The surname of APPLEGATH was of local origin near Lockerbie, Dumfriesshire. Local names usually denoted where a man held his land, and indicated where he actually lived. The earliest of the name on record in Scotland, appears to be William Apilgarth, who witnessed a grant to Cambuskenneth Abbey, circa. 1190. Richard of Aplegarth was a hobelar (a tool-maker) in the garrison of Roxburgh in 1340.

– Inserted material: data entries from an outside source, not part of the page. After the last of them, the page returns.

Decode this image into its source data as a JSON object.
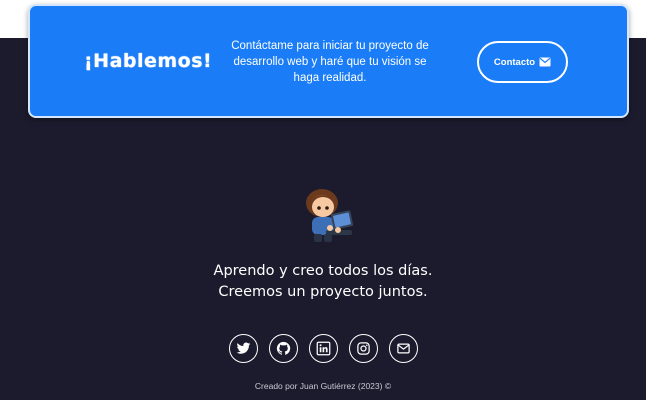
{
  "cta": {
    "title": "¡Hablemos!",
    "text": "Contáctame para iniciar tu proyecto de desarrollo web y haré que tu visión se haga realidad.",
    "button_label": "Contacto",
    "button_icon": "mail-send-icon",
    "color": "#1a7df7"
  },
  "footer": {
    "tagline_line1": "Aprendo y creo todos los días.",
    "tagline_line2": "Creemos un proyecto juntos.",
    "socials": [
      {
        "name": "twitter",
        "icon": "twitter-icon"
      },
      {
        "name": "github",
        "icon": "github-icon"
      },
      {
        "name": "linkedin",
        "icon": "linkedin-icon"
      },
      {
        "name": "instagram",
        "icon": "instagram-icon"
      },
      {
        "name": "email",
        "icon": "envelope-icon"
      }
    ],
    "credit": "Creado por Juan Gutiérrez (2023) ©",
    "background": "#1c1b2e"
  }
}
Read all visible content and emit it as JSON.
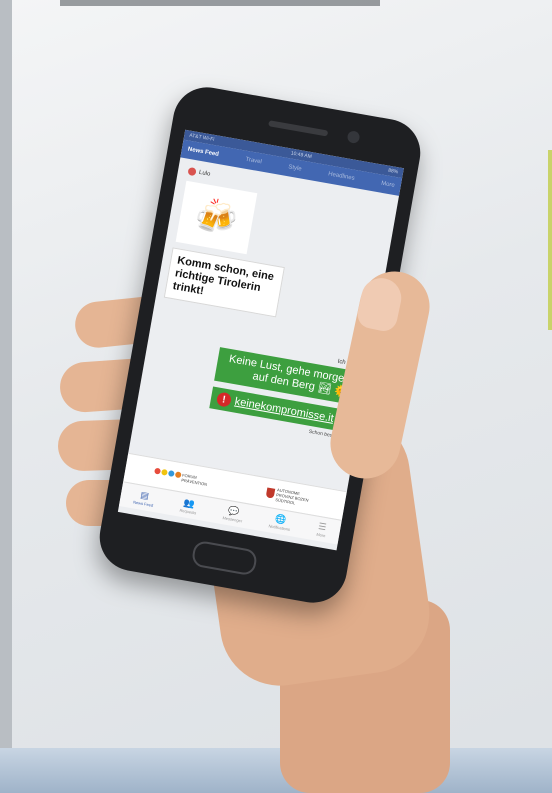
{
  "status": {
    "carrier": "AT&T Wi-Fi",
    "time": "10:49 AM",
    "battery": "88%"
  },
  "nav": {
    "tabs": [
      "News Feed",
      "Travel",
      "Style",
      "Headlines",
      "More"
    ]
  },
  "chat": {
    "sender": "Lulo",
    "incoming": "Komm schon, eine richtige Tirolerin trinkt!",
    "me": "Ich",
    "me_emoji": "😎",
    "outgoing": "Keine Lust, gehe morgen auf den Berg 🏞 🌞",
    "link": "keinekompromisse.it",
    "alert": "!",
    "seen": "Schon besucht?"
  },
  "footer": {
    "logo1": "FORUM PRÄVENTION",
    "logo2": "AUTONOME PROVINZ BOZEN SÜDTIROL"
  },
  "tabbar": [
    {
      "label": "News Feed",
      "icon": "▤"
    },
    {
      "label": "Requests",
      "icon": "👥"
    },
    {
      "label": "Messenger",
      "icon": "💬"
    },
    {
      "label": "Notifications",
      "icon": "🌐"
    },
    {
      "label": "More",
      "icon": "☰"
    }
  ],
  "colors": {
    "facebook_blue": "#4267b2",
    "message_green": "#3d9f3f",
    "alert_red": "#d62828"
  }
}
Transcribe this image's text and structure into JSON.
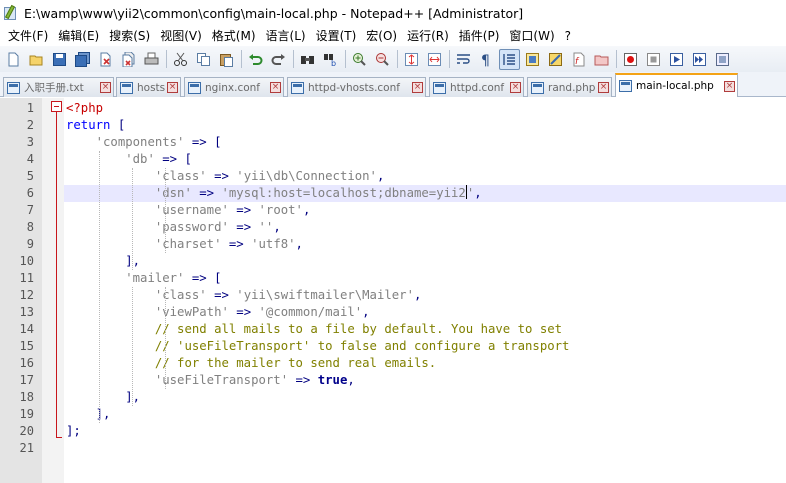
{
  "window": {
    "title": "E:\\wamp\\www\\yii2\\common\\config\\main-local.php - Notepad++ [Administrator]"
  },
  "menu": [
    "文件(F)",
    "编辑(E)",
    "搜索(S)",
    "视图(V)",
    "格式(M)",
    "语言(L)",
    "设置(T)",
    "宏(O)",
    "运行(R)",
    "插件(P)",
    "窗口(W)",
    "?"
  ],
  "toolbar": [
    {
      "icon": "new-file-icon"
    },
    {
      "icon": "open-file-icon"
    },
    {
      "icon": "save-icon"
    },
    {
      "icon": "save-all-icon"
    },
    {
      "icon": "close-icon"
    },
    {
      "icon": "close-all-icon"
    },
    {
      "icon": "print-icon"
    },
    {
      "sep": true
    },
    {
      "icon": "cut-icon"
    },
    {
      "icon": "copy-icon"
    },
    {
      "icon": "paste-icon"
    },
    {
      "sep": true
    },
    {
      "icon": "undo-icon"
    },
    {
      "icon": "redo-icon"
    },
    {
      "sep": true
    },
    {
      "icon": "find-icon"
    },
    {
      "icon": "replace-icon"
    },
    {
      "sep": true
    },
    {
      "icon": "zoom-in-icon"
    },
    {
      "icon": "zoom-out-icon"
    },
    {
      "sep": true
    },
    {
      "icon": "sync-vertical-icon"
    },
    {
      "icon": "sync-horizontal-icon"
    },
    {
      "sep": true
    },
    {
      "icon": "word-wrap-icon"
    },
    {
      "icon": "show-all-chars-icon"
    },
    {
      "icon": "indent-guide-icon",
      "active": true
    },
    {
      "icon": "user-language-icon"
    },
    {
      "icon": "doc-map-icon"
    },
    {
      "icon": "function-list-icon"
    },
    {
      "icon": "folder-workspace-icon"
    },
    {
      "sep": true
    },
    {
      "icon": "record-macro-icon"
    },
    {
      "icon": "stop-record-icon"
    },
    {
      "icon": "play-macro-icon"
    },
    {
      "icon": "run-macro-multiple-icon"
    },
    {
      "icon": "save-macro-icon"
    }
  ],
  "tabs": [
    {
      "label": "入职手册.txt",
      "active": false
    },
    {
      "label": "hosts",
      "active": false
    },
    {
      "label": "nginx.conf",
      "active": false
    },
    {
      "label": "httpd-vhosts.conf",
      "active": false
    },
    {
      "label": "httpd.conf",
      "active": false
    },
    {
      "label": "rand.php",
      "active": false
    },
    {
      "label": "main-local.php",
      "active": true
    }
  ],
  "editor": {
    "current_line": 6,
    "lines": [
      {
        "n": "1",
        "tokens": [
          [
            "php",
            "<?php"
          ]
        ]
      },
      {
        "n": "2",
        "tokens": [
          [
            "kw",
            "return"
          ],
          [
            "txt",
            " "
          ],
          [
            "op",
            "["
          ]
        ]
      },
      {
        "n": "3",
        "tokens": [
          [
            "txt",
            "    "
          ],
          [
            "str",
            "'components'"
          ],
          [
            "txt",
            " "
          ],
          [
            "op",
            "=>"
          ],
          [
            "txt",
            " "
          ],
          [
            "op",
            "["
          ]
        ]
      },
      {
        "n": "4",
        "tokens": [
          [
            "txt",
            "        "
          ],
          [
            "str",
            "'db'"
          ],
          [
            "txt",
            " "
          ],
          [
            "op",
            "=>"
          ],
          [
            "txt",
            " "
          ],
          [
            "op",
            "["
          ]
        ]
      },
      {
        "n": "5",
        "tokens": [
          [
            "txt",
            "            "
          ],
          [
            "str",
            "'class'"
          ],
          [
            "txt",
            " "
          ],
          [
            "op",
            "=>"
          ],
          [
            "txt",
            " "
          ],
          [
            "str",
            "'yii\\db\\Connection'"
          ],
          [
            "op",
            ","
          ]
        ]
      },
      {
        "n": "6",
        "tokens": [
          [
            "txt",
            "            "
          ],
          [
            "str",
            "'dsn'"
          ],
          [
            "txt",
            " "
          ],
          [
            "op",
            "=>"
          ],
          [
            "txt",
            " "
          ],
          [
            "str",
            "'mysql:host=localhost;dbname=yii2"
          ],
          [
            "caret",
            ""
          ],
          [
            "str",
            "'"
          ],
          [
            "op",
            ","
          ]
        ]
      },
      {
        "n": "7",
        "tokens": [
          [
            "txt",
            "            "
          ],
          [
            "str",
            "'username'"
          ],
          [
            "txt",
            " "
          ],
          [
            "op",
            "=>"
          ],
          [
            "txt",
            " "
          ],
          [
            "str",
            "'root'"
          ],
          [
            "op",
            ","
          ]
        ]
      },
      {
        "n": "8",
        "tokens": [
          [
            "txt",
            "            "
          ],
          [
            "str",
            "'password'"
          ],
          [
            "txt",
            " "
          ],
          [
            "op",
            "=>"
          ],
          [
            "txt",
            " "
          ],
          [
            "str",
            "''"
          ],
          [
            "op",
            ","
          ]
        ]
      },
      {
        "n": "9",
        "tokens": [
          [
            "txt",
            "            "
          ],
          [
            "str",
            "'charset'"
          ],
          [
            "txt",
            " "
          ],
          [
            "op",
            "=>"
          ],
          [
            "txt",
            " "
          ],
          [
            "str",
            "'utf8'"
          ],
          [
            "op",
            ","
          ]
        ]
      },
      {
        "n": "10",
        "tokens": [
          [
            "txt",
            "        "
          ],
          [
            "op",
            "],"
          ]
        ]
      },
      {
        "n": "11",
        "tokens": [
          [
            "txt",
            "        "
          ],
          [
            "str",
            "'mailer'"
          ],
          [
            "txt",
            " "
          ],
          [
            "op",
            "=>"
          ],
          [
            "txt",
            " "
          ],
          [
            "op",
            "["
          ]
        ]
      },
      {
        "n": "12",
        "tokens": [
          [
            "txt",
            "            "
          ],
          [
            "str",
            "'class'"
          ],
          [
            "txt",
            " "
          ],
          [
            "op",
            "=>"
          ],
          [
            "txt",
            " "
          ],
          [
            "str",
            "'yii\\swiftmailer\\Mailer'"
          ],
          [
            "op",
            ","
          ]
        ]
      },
      {
        "n": "13",
        "tokens": [
          [
            "txt",
            "            "
          ],
          [
            "str",
            "'viewPath'"
          ],
          [
            "txt",
            " "
          ],
          [
            "op",
            "=>"
          ],
          [
            "txt",
            " "
          ],
          [
            "str",
            "'@common/mail'"
          ],
          [
            "op",
            ","
          ]
        ]
      },
      {
        "n": "14",
        "tokens": [
          [
            "txt",
            "            "
          ],
          [
            "cmt",
            "// send all mails to a file by default. You have to set"
          ]
        ]
      },
      {
        "n": "15",
        "tokens": [
          [
            "txt",
            "            "
          ],
          [
            "cmt",
            "// 'useFileTransport' to false and configure a transport"
          ]
        ]
      },
      {
        "n": "16",
        "tokens": [
          [
            "txt",
            "            "
          ],
          [
            "cmt",
            "// for the mailer to send real emails."
          ]
        ]
      },
      {
        "n": "17",
        "tokens": [
          [
            "txt",
            "            "
          ],
          [
            "str",
            "'useFileTransport'"
          ],
          [
            "txt",
            " "
          ],
          [
            "op",
            "=>"
          ],
          [
            "txt",
            " "
          ],
          [
            "bool",
            "true"
          ],
          [
            "op",
            ","
          ]
        ]
      },
      {
        "n": "18",
        "tokens": [
          [
            "txt",
            "        "
          ],
          [
            "op",
            "],"
          ]
        ]
      },
      {
        "n": "19",
        "tokens": [
          [
            "txt",
            "    "
          ],
          [
            "op",
            "],"
          ]
        ]
      },
      {
        "n": "20",
        "tokens": [
          [
            "op",
            "];"
          ]
        ]
      },
      {
        "n": "21",
        "tokens": []
      }
    ]
  }
}
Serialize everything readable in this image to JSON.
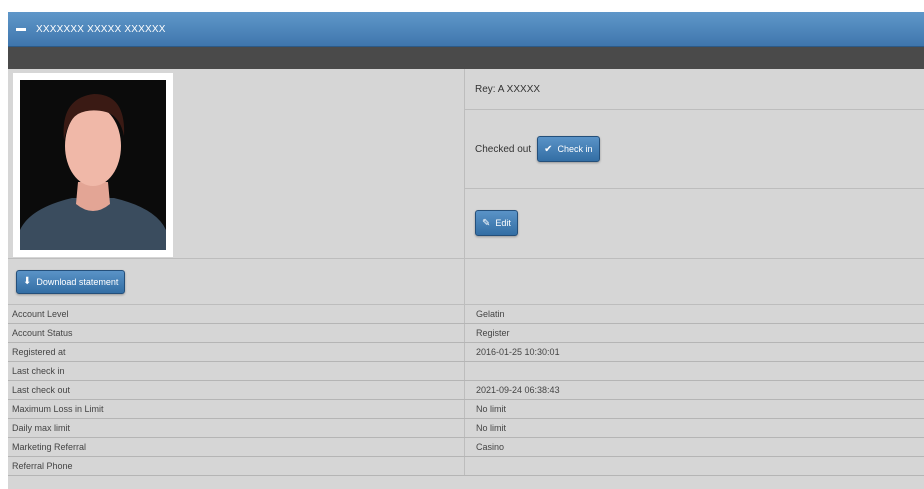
{
  "panel": {
    "title": "XXXXXXX XXXXX XXXXXX"
  },
  "profile": {
    "reference": "Rey: A XXXXX",
    "checkout_label": "Checked out",
    "checkin_button": "Check in",
    "edit_button": "Edit",
    "download_button": "Download statement"
  },
  "details": {
    "rows": [
      {
        "label": "Account Level",
        "value": "Gelatin"
      },
      {
        "label": "Account Status",
        "value": "Register"
      },
      {
        "label": "Registered at",
        "value": "2016-01-25 10:30:01"
      },
      {
        "label": "Last check in",
        "value": ""
      },
      {
        "label": "Last check out",
        "value": "2021-09-24 06:38:43"
      },
      {
        "label": "Maximum Loss in Limit",
        "value": "No limit"
      },
      {
        "label": "Daily max limit",
        "value": "No limit"
      },
      {
        "label": "Marketing Referral",
        "value": "Casino"
      },
      {
        "label": "Referral Phone",
        "value": ""
      }
    ]
  },
  "colors": {
    "titlebar": "#4a84bb",
    "button": "#3f7bb3",
    "panel_bg": "#d6d6d6"
  }
}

The name was found early in England, William de Apelgart was recorded in County Suffolk in the year 1115. Robert Appelgarth was listed in Yorkshire in 1183. Geoffrey de Appelgarth was documented in County Kent in the year 1273. Ralph de Apelgard, County Norfolk, ibid. Richard de Appelgarth, was recorded in County Somerset during the reign of Edward III (1327-1377), and Edward de Appelgarthe of Yorkshire, was listed in the Yorkshire Poll Tax of 1379. Robert Appelgarth and Mary Crouch were married at St. George's, Hanover Square, London in the year 1769. The name is now generally found as Applegate, and also spelt as Aplegath and Aplegarth. Over the centuries, most people in Europe have accepted their surname as a fact of life, as irrevocable as an act of God, however much the individual may have liked or disliked the surname, they were stuck with it, and people rarely changed them by personal choice. A more common form of variation was in fact involuntary, when an official change was made, in other words, a clerical error. Among the humbler classes of European society, and especially among illiterate people, individuals were willing to accept the mistakes of officials, clerks and priests as officially bestowing a new version of their surname, just as they had meekly accepted the surname they had been born with. In North America, the linguistic problems confronting immigration officials at Ellis Island in the 19th century were legendary as a prolific source of Anglicization. The associated coat of arms is recorded in Sir Bernard Burkes General Armory. Ulster King of Arms in 1884. Registered at Rapley, County Hampshire.